I am quite new to pytorch, my background is more mathematical.
In the tutorials I’ve been following we use gradient decent as our optimization function. Recently we began using the DataLoader class, and from what I can tell, after taking one batch of observations, and differentiating the resulting weighted sum (inside the cost function), we call .step() on the optimizer, before immediately looping back around for a new batch of observations.

I am confused because it feels like we are taking only one step with the gradient vector, per a batch of observations.

Is it the case that .step() is actually taking many gradient steps?

Or is it possible that taking one step with a given batch then immediately receiving a new cost-function with different terms (different observations) is a good practice?

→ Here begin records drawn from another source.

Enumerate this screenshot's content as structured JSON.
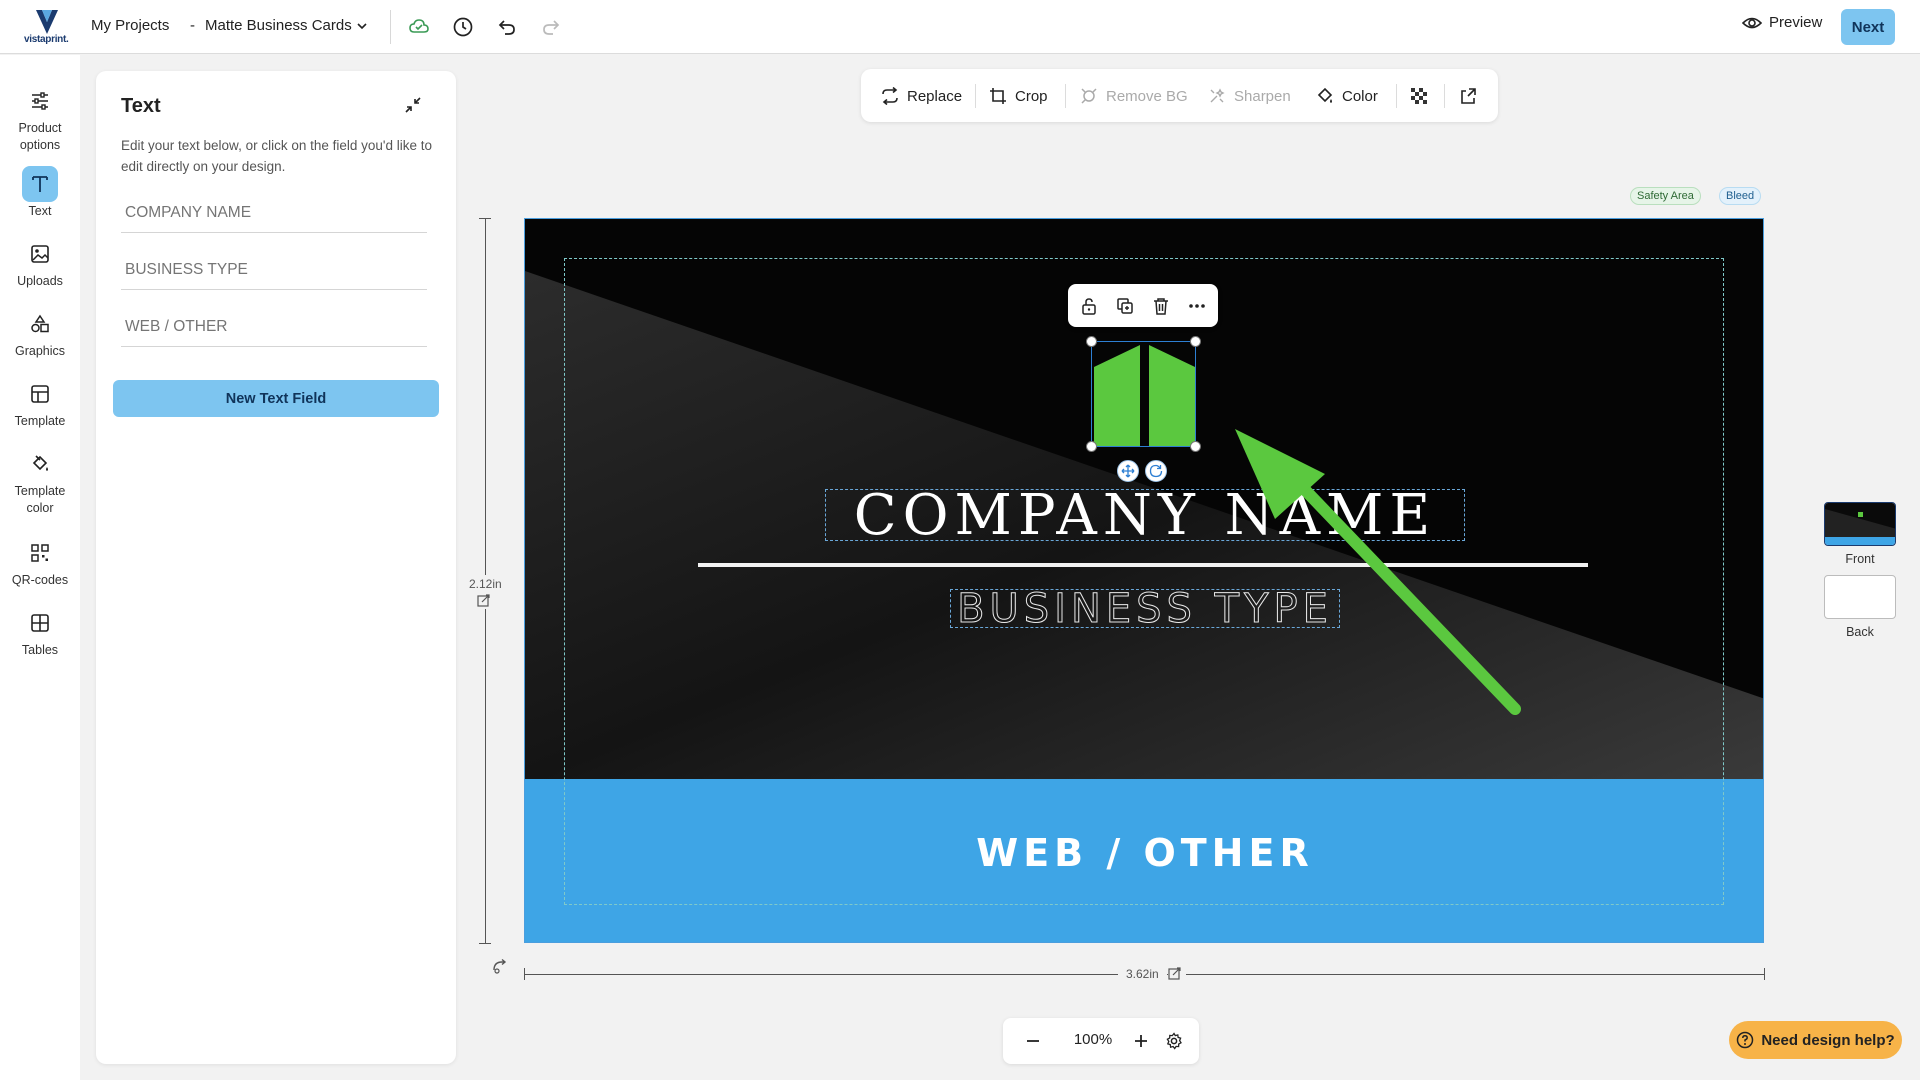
{
  "topbar": {
    "logo_text": "vistaprint.",
    "projects_label": "My Projects",
    "doc_prefix": "-",
    "doc_title": "Matte Business Cards",
    "preview_label": "Preview",
    "next_label": "Next"
  },
  "rail": {
    "items": [
      {
        "label": "Product options",
        "icon": "sliders-icon"
      },
      {
        "label": "Text",
        "icon": "text-icon"
      },
      {
        "label": "Uploads",
        "icon": "image-icon"
      },
      {
        "label": "Graphics",
        "icon": "shapes-icon"
      },
      {
        "label": "Template",
        "icon": "template-icon"
      },
      {
        "label": "Template color",
        "icon": "paint-bucket-icon"
      },
      {
        "label": "QR-codes",
        "icon": "qr-code-icon"
      },
      {
        "label": "Tables",
        "icon": "table-icon"
      }
    ],
    "active": "Text"
  },
  "panel": {
    "title": "Text",
    "description": "Edit your text below, or click on the field you'd like to edit directly on your design.",
    "fields": [
      {
        "placeholder": "COMPANY NAME",
        "value": ""
      },
      {
        "placeholder": "BUSINESS TYPE",
        "value": ""
      },
      {
        "placeholder": "WEB / OTHER",
        "value": ""
      }
    ],
    "new_field_label": "New Text Field"
  },
  "image_toolbar": {
    "replace": "Replace",
    "crop": "Crop",
    "remove_bg": "Remove BG",
    "sharpen": "Sharpen",
    "color": "Color"
  },
  "tags": {
    "safety": "Safety Area",
    "bleed": "Bleed"
  },
  "card": {
    "company_name": "COMPANY NAME",
    "business_type": "BUSINESS TYPE",
    "web_other": "WEB / OTHER",
    "logo_color": "#5bc83f",
    "band_color": "#3ea5e6",
    "background_color": "#050505"
  },
  "dimensions": {
    "height": "2.12in",
    "width": "3.62in"
  },
  "pages": {
    "front": "Front",
    "back": "Back"
  },
  "zoom": {
    "value": "100%"
  },
  "help": {
    "label": "Need design help?"
  },
  "colors": {
    "accent": "#7dc5f0",
    "help": "#f7b348",
    "arrow": "#5bc83f"
  }
}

eqy · June 9, 2021, 8:14pm

No, only one gradient step is taken. You can view this step as somewhere inbetween gradient descent and pure stochastic gradient descent: Stochastic gradient descent - Wikipedia. The reason the typical approach is to do a single step per batch rather than a single step per example is a balance of algorithmic (the ideal would be to take a single step per example) and computational efficiency (batching increases throughput on most hardware).

sj27182 · June 9, 2021, 8:16pm

Brilliant, thank-you!

sj27182 · June 18, 2021, 2:20am

For future reference I want to point out that I was just a bit confused by the batches. After using a batch size the same size as the observations in the dataset, I got the “continuous” gradient descent values I was looking for. For some reason I thought each step generated by a batch in the epoch wasn’t immediately applied to the parameters, and instead some sort of “sequence of steps” were applied at the end of the epoch.
SORRY!